Ligo a televisão e as
notícias que chegam já não causam espanto, mas ainda assim doem! Crianças
marginalizadas, prostituídas, de arma em punho, soldados indigentes de uma
guerra sem escolha, sete corpos encontrados e quatro deles nem tinham quinze
anos!
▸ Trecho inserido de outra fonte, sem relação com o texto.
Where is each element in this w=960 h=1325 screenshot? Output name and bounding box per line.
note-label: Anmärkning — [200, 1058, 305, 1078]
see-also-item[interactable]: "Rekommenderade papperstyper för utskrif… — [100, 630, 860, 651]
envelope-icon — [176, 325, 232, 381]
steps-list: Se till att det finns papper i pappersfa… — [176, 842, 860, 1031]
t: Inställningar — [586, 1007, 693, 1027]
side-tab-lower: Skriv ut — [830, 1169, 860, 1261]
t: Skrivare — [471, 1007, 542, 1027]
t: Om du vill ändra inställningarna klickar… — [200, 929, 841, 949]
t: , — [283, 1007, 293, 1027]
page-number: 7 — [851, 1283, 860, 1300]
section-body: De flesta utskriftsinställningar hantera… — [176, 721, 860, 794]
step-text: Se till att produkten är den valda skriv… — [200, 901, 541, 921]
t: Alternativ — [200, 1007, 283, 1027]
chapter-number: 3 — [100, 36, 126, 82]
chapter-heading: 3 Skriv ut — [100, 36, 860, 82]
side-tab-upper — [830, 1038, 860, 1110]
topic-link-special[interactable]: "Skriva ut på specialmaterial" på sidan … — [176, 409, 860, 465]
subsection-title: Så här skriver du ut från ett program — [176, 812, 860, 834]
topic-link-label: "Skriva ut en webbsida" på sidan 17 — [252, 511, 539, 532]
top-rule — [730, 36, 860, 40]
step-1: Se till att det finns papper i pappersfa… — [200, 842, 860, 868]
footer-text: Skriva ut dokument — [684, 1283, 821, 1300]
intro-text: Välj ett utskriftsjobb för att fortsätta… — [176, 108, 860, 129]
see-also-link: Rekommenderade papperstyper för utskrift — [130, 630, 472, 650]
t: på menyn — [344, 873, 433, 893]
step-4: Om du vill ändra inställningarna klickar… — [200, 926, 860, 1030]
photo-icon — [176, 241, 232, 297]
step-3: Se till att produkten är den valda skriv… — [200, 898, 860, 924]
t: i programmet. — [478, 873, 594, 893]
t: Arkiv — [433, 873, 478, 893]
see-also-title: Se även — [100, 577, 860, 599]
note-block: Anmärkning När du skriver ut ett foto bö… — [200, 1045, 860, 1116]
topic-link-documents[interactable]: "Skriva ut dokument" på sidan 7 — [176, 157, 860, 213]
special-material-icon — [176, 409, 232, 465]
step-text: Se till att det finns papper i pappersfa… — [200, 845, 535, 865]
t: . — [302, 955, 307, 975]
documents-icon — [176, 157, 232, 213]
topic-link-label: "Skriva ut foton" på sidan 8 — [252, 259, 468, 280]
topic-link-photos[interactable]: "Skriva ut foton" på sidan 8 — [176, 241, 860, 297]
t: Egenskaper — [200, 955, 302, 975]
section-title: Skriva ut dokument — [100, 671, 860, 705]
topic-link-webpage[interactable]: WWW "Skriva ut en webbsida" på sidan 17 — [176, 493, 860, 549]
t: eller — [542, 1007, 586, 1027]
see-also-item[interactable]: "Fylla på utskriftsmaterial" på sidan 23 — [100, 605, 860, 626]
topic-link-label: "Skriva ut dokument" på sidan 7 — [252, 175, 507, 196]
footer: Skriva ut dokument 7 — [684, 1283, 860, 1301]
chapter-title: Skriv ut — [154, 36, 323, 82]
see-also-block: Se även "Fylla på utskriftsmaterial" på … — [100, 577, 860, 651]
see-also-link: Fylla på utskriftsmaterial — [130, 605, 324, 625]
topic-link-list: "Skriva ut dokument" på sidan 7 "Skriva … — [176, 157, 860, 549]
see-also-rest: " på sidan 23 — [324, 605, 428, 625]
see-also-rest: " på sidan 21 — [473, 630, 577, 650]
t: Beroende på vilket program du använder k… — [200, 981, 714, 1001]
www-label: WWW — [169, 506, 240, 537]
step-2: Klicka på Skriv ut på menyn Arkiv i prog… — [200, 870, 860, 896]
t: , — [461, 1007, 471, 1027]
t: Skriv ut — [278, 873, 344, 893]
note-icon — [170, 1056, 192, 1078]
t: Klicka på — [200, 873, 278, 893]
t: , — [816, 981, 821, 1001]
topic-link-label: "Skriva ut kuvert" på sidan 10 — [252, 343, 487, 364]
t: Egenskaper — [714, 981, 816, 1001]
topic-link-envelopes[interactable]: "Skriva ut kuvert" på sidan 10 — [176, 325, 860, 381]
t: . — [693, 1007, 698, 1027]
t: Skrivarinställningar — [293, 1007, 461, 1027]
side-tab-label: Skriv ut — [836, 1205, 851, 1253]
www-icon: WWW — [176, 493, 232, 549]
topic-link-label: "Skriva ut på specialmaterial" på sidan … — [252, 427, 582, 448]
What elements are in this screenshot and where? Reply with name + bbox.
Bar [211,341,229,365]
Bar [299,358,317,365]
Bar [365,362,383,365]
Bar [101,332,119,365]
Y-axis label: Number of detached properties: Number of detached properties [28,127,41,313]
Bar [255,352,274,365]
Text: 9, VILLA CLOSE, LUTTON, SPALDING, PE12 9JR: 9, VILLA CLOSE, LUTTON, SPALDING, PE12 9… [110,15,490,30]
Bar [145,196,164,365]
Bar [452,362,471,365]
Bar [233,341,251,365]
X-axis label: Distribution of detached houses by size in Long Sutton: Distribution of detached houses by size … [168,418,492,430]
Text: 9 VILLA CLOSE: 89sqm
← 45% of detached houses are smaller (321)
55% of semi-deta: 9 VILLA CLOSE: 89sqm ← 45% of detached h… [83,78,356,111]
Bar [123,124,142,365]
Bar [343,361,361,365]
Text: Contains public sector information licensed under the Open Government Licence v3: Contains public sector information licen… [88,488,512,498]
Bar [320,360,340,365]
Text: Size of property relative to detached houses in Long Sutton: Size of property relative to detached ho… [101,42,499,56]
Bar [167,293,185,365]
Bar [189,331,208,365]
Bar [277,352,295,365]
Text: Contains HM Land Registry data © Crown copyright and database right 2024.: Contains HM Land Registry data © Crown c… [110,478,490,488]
E o navio no cais, ancorado, sem sinal de partida, nada que explique a
demora.
Aqui em meu peito a
dor de saber o quanto somos coniventes, o quanto somos responsáveis por ação ou
omissão, por termos permitido que nos pusessem à deriva, por termos aceitado a
merda desse navio ancorado em nossas vidas, e ainda assim permanecemos em
silêncio, nada que justifique tanta passividade. Resultado: nenhuma novidade no
cais!
Anoitece, agora
chove, e dos longes mais notícias. Parece que as coisas por lá, também, não
andam nada boas. Guerra, fome, desrespeito a natureza, risco de epidemia cada
vez mais presente e as pessoas ancoradas, já tem um bom tempo, em silêncio.
Pego um livro de
poesia e leio a dor de uma partida, o poeta se faz de louco enclausurado em seu
quarto, nostalgia sem tamanho, mazelas de um coração. Quanta beleza ainda
encontro nas palavras de um tolo, de um bardo sem consolo que se alimenta de
ilusão.
No cais a multidão se
aglomera, ora a Deus por um sinal, pede que o navio parta bem depressa. Mas o
navio permanece ancorado, impossibilitado de navegar, já faz tanto tempo, sem
comando, sem rumo, lugar nenhum pra chegar.